1
votes

When I serve my TF model with tensorflow serveing, on version 2.1.0, through docker, I perform a stress testing with Jmeter. There is a problem. TPS will hit 4400 by testing with single data, while it only reach 1700 with multiple data in a txt file. The model is BiLSTM which I've trained without any cache setting.
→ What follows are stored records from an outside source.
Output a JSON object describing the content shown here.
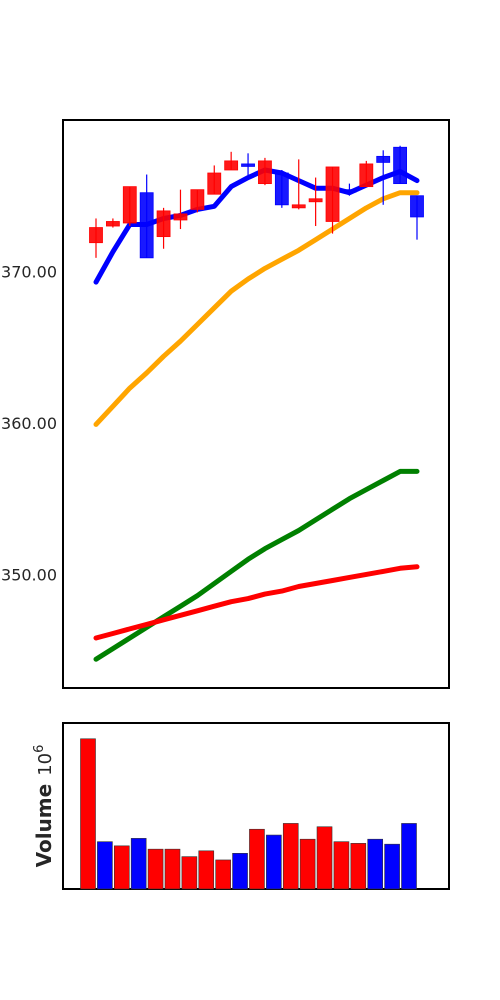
{
  "chart_data": [
    {
      "type": "candlestick",
      "title": "",
      "xlabel": "",
      "ylabel": "",
      "ylim": [
        342.5,
        380.0
      ],
      "yticks": [
        350,
        360,
        370
      ],
      "ytick_labels": [
        "350.00",
        "360.00",
        "370.00"
      ],
      "grid": false,
      "legend": "none",
      "up_color": "#0000ff",
      "down_color": "#ff0000",
      "candles": [
        {
          "open": 372.9,
          "high": 373.5,
          "low": 370.9,
          "close": 371.9
        },
        {
          "open": 373.3,
          "high": 373.5,
          "low": 372.9,
          "close": 373.0
        },
        {
          "open": 375.6,
          "high": 375.6,
          "low": 373.0,
          "close": 373.2
        },
        {
          "open": 370.9,
          "high": 376.4,
          "low": 370.9,
          "close": 375.2
        },
        {
          "open": 374.0,
          "high": 374.2,
          "low": 371.5,
          "close": 372.3
        },
        {
          "open": 373.8,
          "high": 375.4,
          "low": 372.8,
          "close": 373.4
        },
        {
          "open": 375.4,
          "high": 375.4,
          "low": 373.9,
          "close": 374.1
        },
        {
          "open": 376.5,
          "high": 377.0,
          "low": 375.1,
          "close": 375.1
        },
        {
          "open": 377.3,
          "high": 377.9,
          "low": 376.7,
          "close": 376.7
        },
        {
          "open": 377.0,
          "high": 377.8,
          "low": 376.2,
          "close": 377.1
        },
        {
          "open": 377.3,
          "high": 377.5,
          "low": 375.7,
          "close": 375.8
        },
        {
          "open": 374.4,
          "high": 376.7,
          "low": 374.2,
          "close": 376.5
        },
        {
          "open": 374.4,
          "high": 377.4,
          "low": 374.1,
          "close": 374.2
        },
        {
          "open": 374.8,
          "high": 376.2,
          "low": 373.0,
          "close": 374.6
        },
        {
          "open": 376.9,
          "high": 376.9,
          "low": 372.5,
          "close": 373.3
        },
        {
          "open": 375.4,
          "high": 375.8,
          "low": 375.0,
          "close": 375.4
        },
        {
          "open": 377.1,
          "high": 377.3,
          "low": 375.6,
          "close": 375.6
        },
        {
          "open": 377.2,
          "high": 378.0,
          "low": 374.4,
          "close": 377.6
        },
        {
          "open": 375.8,
          "high": 378.3,
          "low": 375.8,
          "close": 378.2
        },
        {
          "open": 373.6,
          "high": 375.0,
          "low": 372.1,
          "close": 375.0
        }
      ],
      "overlays": [
        {
          "color": "#0000ff",
          "values": [
            369.3,
            371.3,
            373.1,
            373.1,
            373.5,
            373.7,
            374.1,
            374.3,
            375.6,
            376.2,
            376.7,
            376.5,
            376.0,
            375.5,
            375.5,
            375.2,
            375.7,
            376.2,
            376.6,
            376.0
          ]
        },
        {
          "color": "#ffa500",
          "values": [
            359.9,
            361.1,
            362.3,
            363.3,
            364.4,
            365.4,
            366.5,
            367.6,
            368.7,
            369.5,
            370.2,
            370.8,
            371.4,
            372.1,
            372.8,
            373.5,
            374.2,
            374.8,
            375.2,
            375.2
          ]
        },
        {
          "color": "#008000",
          "values": [
            344.4,
            345.1,
            345.8,
            346.5,
            347.2,
            347.9,
            348.6,
            349.4,
            350.2,
            351.0,
            351.7,
            352.3,
            352.9,
            353.6,
            354.3,
            355.0,
            355.6,
            356.2,
            356.8,
            356.8
          ]
        },
        {
          "color": "#ff0000",
          "values": [
            345.8,
            346.1,
            346.4,
            346.7,
            347.0,
            347.3,
            347.6,
            347.9,
            348.2,
            348.4,
            348.7,
            348.9,
            349.2,
            349.4,
            349.6,
            349.8,
            350.0,
            350.2,
            350.4,
            350.5
          ]
        }
      ]
    },
    {
      "type": "bar",
      "title": "",
      "xlabel": "",
      "ylabel": "Volume",
      "ylabel_exponent": "10",
      "ylabel_power": "6",
      "ylim": [
        0,
        1.0
      ],
      "grid": false,
      "legend": "none",
      "colors": [
        "#ff0000",
        "#0000ff",
        "#ff0000",
        "#0000ff",
        "#ff0000",
        "#ff0000",
        "#ff0000",
        "#ff0000",
        "#ff0000",
        "#0000ff",
        "#ff0000",
        "#0000ff",
        "#ff0000",
        "#ff0000",
        "#ff0000",
        "#ff0000",
        "#ff0000",
        "#0000ff",
        "#0000ff",
        "#0000ff"
      ],
      "values": [
        0.905,
        0.285,
        0.26,
        0.305,
        0.24,
        0.24,
        0.195,
        0.23,
        0.175,
        0.215,
        0.36,
        0.325,
        0.395,
        0.3,
        0.375,
        0.285,
        0.275,
        0.3,
        0.27,
        0.395
      ]
    }
  ]
}
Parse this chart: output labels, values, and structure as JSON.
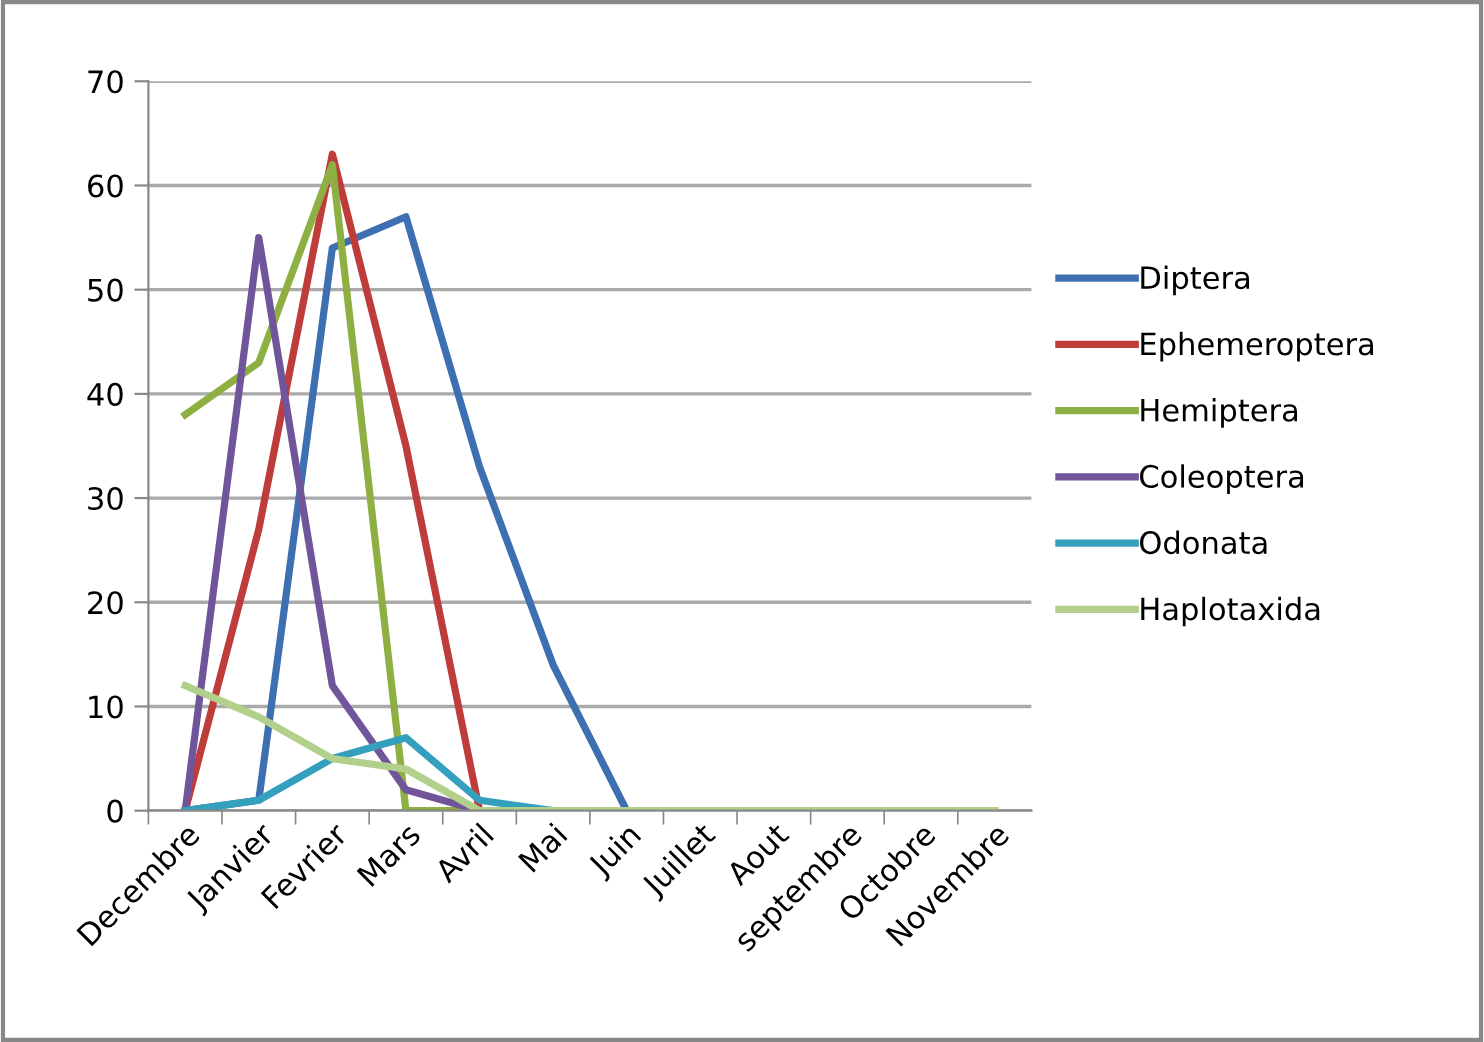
{
  "chart_data": {
    "type": "line",
    "categories": [
      "Decembre",
      "Janvier",
      "Fevrier",
      "Mars",
      "Avril",
      "Mai",
      "Juin",
      "Juillet",
      "Aout",
      "septembre",
      "Octobre",
      "Novembre"
    ],
    "series": [
      {
        "name": "Diptera",
        "color": "#3e6fb0",
        "values": [
          0,
          1,
          54,
          57,
          33,
          14,
          0,
          0,
          null,
          null,
          null,
          null
        ]
      },
      {
        "name": "Ephemeroptera",
        "color": "#be3c3a",
        "values": [
          0,
          27,
          63,
          35,
          0,
          null,
          null,
          null,
          null,
          null,
          null,
          null
        ]
      },
      {
        "name": "Hemiptera",
        "color": "#8eb043",
        "values": [
          38,
          43,
          62,
          0,
          0,
          0,
          0,
          0,
          0,
          0,
          0,
          0
        ]
      },
      {
        "name": "Coleoptera",
        "color": "#71559a",
        "values": [
          0,
          55,
          12,
          2,
          0,
          0,
          0,
          0,
          0,
          0,
          0,
          0
        ]
      },
      {
        "name": "Odonata",
        "color": "#35a0bd",
        "values": [
          0,
          1,
          5,
          7,
          1,
          0,
          0,
          0,
          null,
          null,
          null,
          null
        ]
      },
      {
        "name": "Haplotaxida",
        "color": "#b3cf8c",
        "values": [
          12,
          9,
          5,
          4,
          0,
          0,
          0,
          0,
          0,
          0,
          0,
          0
        ]
      }
    ],
    "ylim": [
      0,
      70
    ],
    "yticks": [
      0,
      10,
      20,
      30,
      40,
      50,
      60,
      70
    ],
    "grid": "y",
    "legend": "right",
    "marker": "none",
    "line_style": "solid"
  }
}
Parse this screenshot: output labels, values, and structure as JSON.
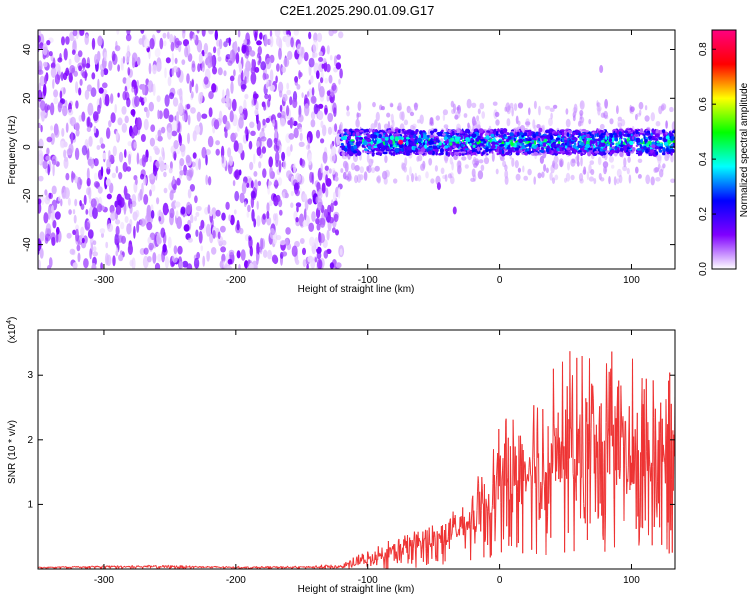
{
  "title": "C2E1.2025.290.01.09.G17",
  "chart_data": [
    {
      "type": "heatmap",
      "xlabel": "Height of straight line (km)",
      "ylabel": "Frequency (Hz)",
      "xlim": [
        -350,
        133
      ],
      "ylim": [
        -50,
        48
      ],
      "xticks": [
        -300,
        -200,
        -100,
        0,
        100
      ],
      "xtick_labels": [
        "-300",
        "-200",
        "-100",
        "0",
        "100"
      ],
      "yticks": [
        -40,
        -20,
        0,
        20,
        40
      ],
      "ytick_labels": [
        "-40",
        "-20",
        "0",
        "20",
        "40"
      ],
      "noise_region": {
        "x_from": -350,
        "x_to": -120,
        "freq_from": -50,
        "freq_to": 48,
        "typical_amplitude": 0.08
      },
      "signal_band": {
        "x_from": -120,
        "x_to": 133,
        "center_freq": 2,
        "half_width_freq": 5,
        "typical_amplitude": 0.35,
        "peak_amplitude": 0.85,
        "peak_x": -75,
        "peak_freq": 2
      },
      "isolated_features": [
        {
          "x": -46,
          "freq": -16,
          "amplitude": 0.1
        },
        {
          "x": -34,
          "freq": -26,
          "amplitude": 0.1
        },
        {
          "x": 77,
          "freq": 32,
          "amplitude": 0.05
        }
      ],
      "colorbar": {
        "label": "Normalized spectral amplitude",
        "range": [
          0,
          0.87
        ],
        "ticks": [
          0.0,
          0.2,
          0.4,
          0.6,
          0.8
        ],
        "tick_labels": [
          "0.0",
          "0.2",
          "0.4",
          "0.6",
          "0.8"
        ],
        "colors": [
          "#ffffff",
          "#8000ff",
          "#0000ff",
          "#00ffff",
          "#00ff00",
          "#ffff00",
          "#ff0000",
          "#ff0080"
        ]
      }
    },
    {
      "type": "line",
      "xlabel": "Height of straight line (km)",
      "ylabel": "SNR (10 * v/v)",
      "scale_label": "(x10",
      "scale_exponent": "4",
      "scale_close": ")",
      "xlim": [
        -350,
        133
      ],
      "ylim": [
        0,
        3.7
      ],
      "xticks": [
        -300,
        -200,
        -100,
        0,
        100
      ],
      "xtick_labels": [
        "-300",
        "-200",
        "-100",
        "0",
        "100"
      ],
      "yticks": [
        1,
        2,
        3
      ],
      "ytick_labels": [
        "1",
        "2",
        "3"
      ],
      "series_color": "#ee3333",
      "envelope_x": [
        -350,
        -300,
        -250,
        -200,
        -150,
        -120,
        -100,
        -80,
        -60,
        -40,
        -20,
        -10,
        0,
        20,
        40,
        60,
        80,
        100,
        120,
        133
      ],
      "envelope_low": [
        0.0,
        0.0,
        0.0,
        0.0,
        0.0,
        0.0,
        0.0,
        0.0,
        0.02,
        0.05,
        0.1,
        0.15,
        0.2,
        0.2,
        0.2,
        0.2,
        0.2,
        0.2,
        0.2,
        0.2
      ],
      "envelope_high": [
        0.03,
        0.05,
        0.06,
        0.04,
        0.05,
        0.08,
        0.3,
        0.5,
        0.65,
        0.85,
        1.3,
        1.7,
        2.2,
        2.8,
        3.2,
        3.5,
        3.4,
        3.3,
        3.2,
        3.0
      ],
      "envelope_mid": [
        0.02,
        0.03,
        0.03,
        0.02,
        0.02,
        0.03,
        0.1,
        0.2,
        0.3,
        0.4,
        0.6,
        0.8,
        1.0,
        1.2,
        1.3,
        1.4,
        1.4,
        1.3,
        1.3,
        1.2
      ]
    }
  ]
}
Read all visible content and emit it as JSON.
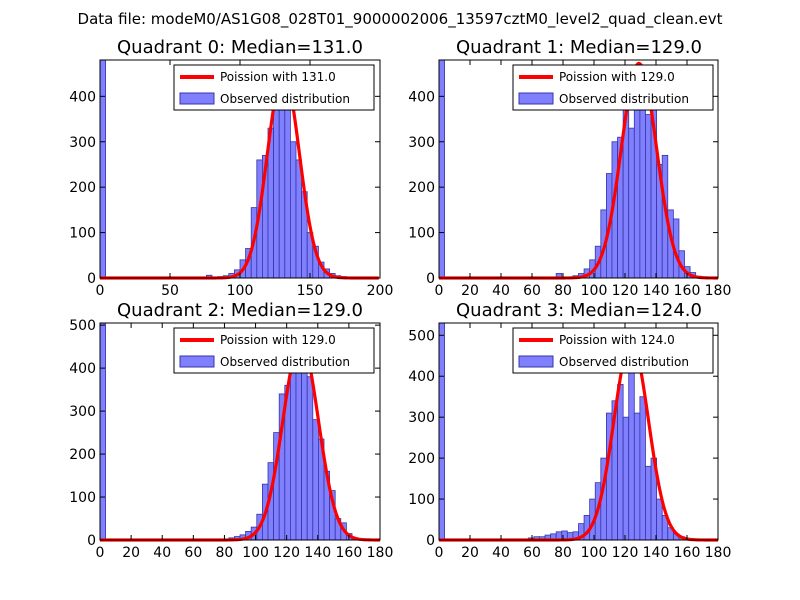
{
  "figure_title": "Data file: modeM0/AS1G08_028T01_9000002006_13597cztM0_level2_quad_clean.evt",
  "colors": {
    "bar_fill": "#8080ff",
    "bar_edge": "#3535a8",
    "curve": "#ff0000",
    "axis": "#000000"
  },
  "chart_data": [
    {
      "type": "bar",
      "title": "Quadrant 0: Median=131.0",
      "xlim": [
        0,
        200
      ],
      "ylim": [
        0,
        480
      ],
      "xticks": [
        "0",
        "50",
        "100",
        "150",
        "200"
      ],
      "xtick_values": [
        0,
        50,
        100,
        150,
        200
      ],
      "yticks": [
        "0",
        "100",
        "200",
        "300",
        "400"
      ],
      "ytick_values": [
        0,
        100,
        200,
        300,
        400
      ],
      "legend": [
        "Poission with 131.0",
        "Observed distribution"
      ],
      "bin_width": 4,
      "bins_x": [
        0,
        76,
        80,
        84,
        88,
        92,
        96,
        100,
        104,
        108,
        112,
        116,
        120,
        124,
        128,
        132,
        136,
        140,
        144,
        148,
        152,
        156,
        160,
        164,
        168,
        172,
        176
      ],
      "bins_y": [
        480,
        6,
        2,
        3,
        5,
        10,
        18,
        40,
        65,
        155,
        260,
        270,
        330,
        430,
        400,
        370,
        300,
        260,
        190,
        100,
        70,
        35,
        20,
        10,
        5,
        3,
        1
      ],
      "mean": 131
    },
    {
      "type": "bar",
      "title": "Quadrant 1: Median=129.0",
      "xlim": [
        0,
        180
      ],
      "ylim": [
        0,
        480
      ],
      "xticks": [
        "0",
        "20",
        "40",
        "60",
        "80",
        "100",
        "120",
        "140",
        "160",
        "180"
      ],
      "xtick_values": [
        0,
        20,
        40,
        60,
        80,
        100,
        120,
        140,
        160,
        180
      ],
      "yticks": [
        "0",
        "100",
        "200",
        "300",
        "400"
      ],
      "ytick_values": [
        0,
        100,
        200,
        300,
        400
      ],
      "legend": [
        "Poission with 129.0",
        "Observed distribution"
      ],
      "bin_width": 3.6,
      "bins_x": [
        0,
        75.6,
        86.4,
        90,
        93.6,
        97.2,
        100.8,
        104.4,
        108,
        111.6,
        115.2,
        118.8,
        122.4,
        126,
        129.6,
        133.2,
        136.8,
        140.4,
        144,
        147.6,
        151.2,
        154.8,
        158.4,
        162,
        165.6
      ],
      "bins_y": [
        480,
        10,
        5,
        10,
        20,
        40,
        70,
        150,
        230,
        300,
        310,
        400,
        330,
        440,
        450,
        360,
        420,
        250,
        270,
        150,
        130,
        60,
        25,
        12,
        4
      ],
      "mean": 129
    },
    {
      "type": "bar",
      "title": "Quadrant 2: Median=129.0",
      "xlim": [
        0,
        180
      ],
      "ylim": [
        0,
        505
      ],
      "xticks": [
        "0",
        "20",
        "40",
        "60",
        "80",
        "100",
        "120",
        "140",
        "160",
        "180"
      ],
      "xtick_values": [
        0,
        20,
        40,
        60,
        80,
        100,
        120,
        140,
        160,
        180
      ],
      "yticks": [
        "0",
        "100",
        "200",
        "300",
        "400",
        "500"
      ],
      "ytick_values": [
        0,
        100,
        200,
        300,
        400,
        500
      ],
      "legend": [
        "Poission with 129.0",
        "Observed distribution"
      ],
      "bin_width": 3.6,
      "bins_x": [
        0,
        82.8,
        86.4,
        90,
        93.6,
        97.2,
        100.8,
        104.4,
        108,
        111.6,
        115.2,
        118.8,
        122.4,
        126,
        129.6,
        133.2,
        136.8,
        140.4,
        144,
        147.6,
        151.2,
        154.8,
        158.4,
        162
      ],
      "bins_y": [
        505,
        5,
        8,
        12,
        20,
        30,
        60,
        130,
        180,
        250,
        340,
        360,
        390,
        440,
        400,
        380,
        280,
        235,
        160,
        115,
        50,
        40,
        15,
        5
      ],
      "mean": 129
    },
    {
      "type": "bar",
      "title": "Quadrant 3: Median=124.0",
      "xlim": [
        0,
        180
      ],
      "ylim": [
        0,
        530
      ],
      "xticks": [
        "0",
        "20",
        "40",
        "60",
        "80",
        "100",
        "120",
        "140",
        "160",
        "180"
      ],
      "xtick_values": [
        0,
        20,
        40,
        60,
        80,
        100,
        120,
        140,
        160,
        180
      ],
      "yticks": [
        "0",
        "100",
        "200",
        "300",
        "400",
        "500"
      ],
      "ytick_values": [
        0,
        100,
        200,
        300,
        400,
        500
      ],
      "legend": [
        "Poission with 124.0",
        "Observed distribution"
      ],
      "bin_width": 3.6,
      "bins_x": [
        0,
        57.6,
        61.2,
        64.8,
        68.4,
        72,
        75.6,
        79.2,
        82.8,
        86.4,
        90,
        93.6,
        97.2,
        100.8,
        104.4,
        108,
        111.6,
        115.2,
        118.8,
        122.4,
        126,
        129.6,
        133.2,
        136.8,
        140.4,
        144,
        147.6,
        151.2,
        154.8,
        158.4,
        162
      ],
      "bins_y": [
        530,
        5,
        8,
        8,
        12,
        15,
        20,
        22,
        18,
        20,
        40,
        60,
        100,
        140,
        200,
        310,
        340,
        380,
        300,
        460,
        310,
        350,
        180,
        200,
        100,
        60,
        30,
        15,
        8,
        4,
        2
      ],
      "mean": 124
    }
  ]
}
The experiments all perform in local server rather than through network.

Metrics:

In single data task, I set running HTTP request with identical data without interval by 30 request threads for 10 minutes.
  • TPS: 4491
  • CPU occupied: 2100%
  • 99% Latancy Line(ms): 17
  • error rate: 0
In multiple data task, I set running HTTP request with reading a txt file, a dataset with 9740000 different examples, by 30 request threads.
  • TPS: 1711
  • CPU occupied: 2300%
  • 99% Latancy Line(ms): 42
  • error rate: 0

Hardware:

  • CPU cores:12
  • processor: 24
  • Intel(R) Xeon(R) Silver 4214 CPU @ 2.20GHz

Is there a cache in Tensorflow Serving?

Why is TPS with single data testing larger thrice than with various data testing in stress testing task?

1

1 Answers

0
votes

I've solved the problem. Request threads reading the same file needs to wait for which cost CPU for running Jmeter.